I inspected my car after the incident, and found a tiny scratch mark, about an inch in length. I sighed in relief.
Good thing I didn’t see the actual dent above my driver-side rear headlight or I would have been a lot more upset. I was pretty upset that day anyway, but as I explained to Elaine on the phone, in spite of having a super-crappy and upsetting day, I was going very slowly, paying attention, watching my mirror and still I couldn’t judge the distance well enough to avoid hitting the parked truck.
Today being a much calmer, happier day, the dent didn’t bug me at all. But combined with the screech owl incident, I got a bit paranoid about being off meds.
That’s when I came up with the “Three Strikes, You’re Out,” rule, I told Elaine.
I reminded her of my poor judgment with the owl.
“I wanted to touch it too,” she said.
But you didn’t.
I said hitting the truck was incident number two.
I didn’t know what parameters I’d use to go back on the meds, I told my friend. But when I think about it, “Three Strikes, You’re Out” kind of sounds like I’m just waiting to get into another accident. Why would I wait until something bad happens to go back on medication?
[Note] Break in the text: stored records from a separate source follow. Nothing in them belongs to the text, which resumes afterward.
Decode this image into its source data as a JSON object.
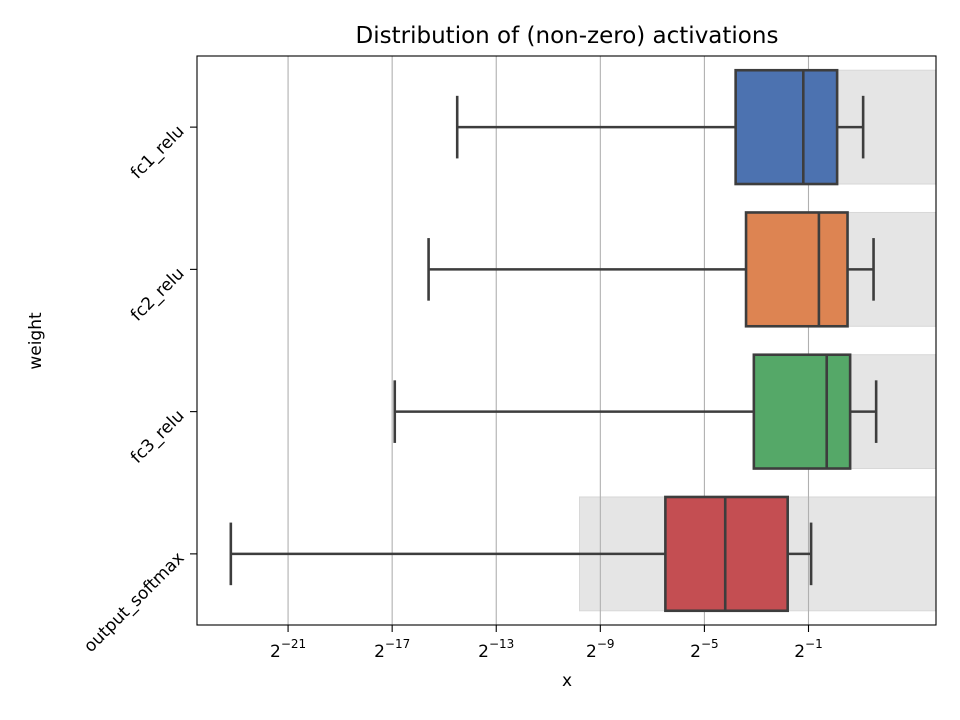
{
  "chart_data": {
    "type": "boxplot",
    "orientation": "horizontal",
    "title": "Distribution of (non-zero) activations",
    "xlabel": "x",
    "ylabel": "weight",
    "x_scale": "log2",
    "x_ticks": [
      {
        "exp": -21,
        "base": "2",
        "sup": "−21"
      },
      {
        "exp": -17,
        "base": "2",
        "sup": "−17"
      },
      {
        "exp": -13,
        "base": "2",
        "sup": "−13"
      },
      {
        "exp": -9,
        "base": "2",
        "sup": "−9"
      },
      {
        "exp": -5,
        "base": "2",
        "sup": "−5"
      },
      {
        "exp": -1,
        "base": "2",
        "sup": "−1"
      }
    ],
    "xlim_log2": [
      -24.5,
      3.9
    ],
    "grid": "vertical",
    "series": [
      {
        "name": "fc1_relu",
        "color": "#4c72b0",
        "min_log2": -14.5,
        "q1_log2": -3.8,
        "median_log2": -1.2,
        "q3_log2": 0.1,
        "max_log2": 1.1,
        "range_log2": [
          -1.9,
          3.9
        ]
      },
      {
        "name": "fc2_relu",
        "color": "#dd8452",
        "min_log2": -15.6,
        "q1_log2": -3.4,
        "median_log2": -0.6,
        "q3_log2": 0.5,
        "max_log2": 1.5,
        "range_log2": [
          -1.9,
          3.9
        ]
      },
      {
        "name": "fc3_relu",
        "color": "#55a868",
        "min_log2": -16.9,
        "q1_log2": -3.1,
        "median_log2": -0.3,
        "q3_log2": 0.6,
        "max_log2": 1.6,
        "range_log2": [
          -1.9,
          3.9
        ]
      },
      {
        "name": "output_softmax",
        "color": "#c44e52",
        "min_log2": -23.2,
        "q1_log2": -6.5,
        "median_log2": -4.2,
        "q3_log2": -1.8,
        "max_log2": -0.9,
        "range_log2": [
          -9.8,
          3.9
        ]
      }
    ]
  }
}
“Anyone could have done that,” she said. “People do that stuff when they’re upset.”
I wasn’t so sure. After all, I wasn’t in a lot of accidents when I was on my ADHD medication. I know the statistics about driving and ADHD (hint: not good). On the other hand, I’ve only bumped into things about four or five times in my entire decades-long driving career (during most of which I didn’t even know I had ADHD), so that’s not too bad.
The big picture
Otherwise, I’ve been really happy with my level of productivity; my friendships; my emotional stability; my decision-making; with just about every other measure, but these two things shook me up.
“I think you’re being hasty,” said Elaine. “I think you should give it more time.”
Maybe she’s right. It’s only been about two weeks since I’ve been off my medication. Maybe I’m just scared.
So that’s my update. I’ll let you know if anything really obviously ADHD comes up. In the meantime, wish me luck!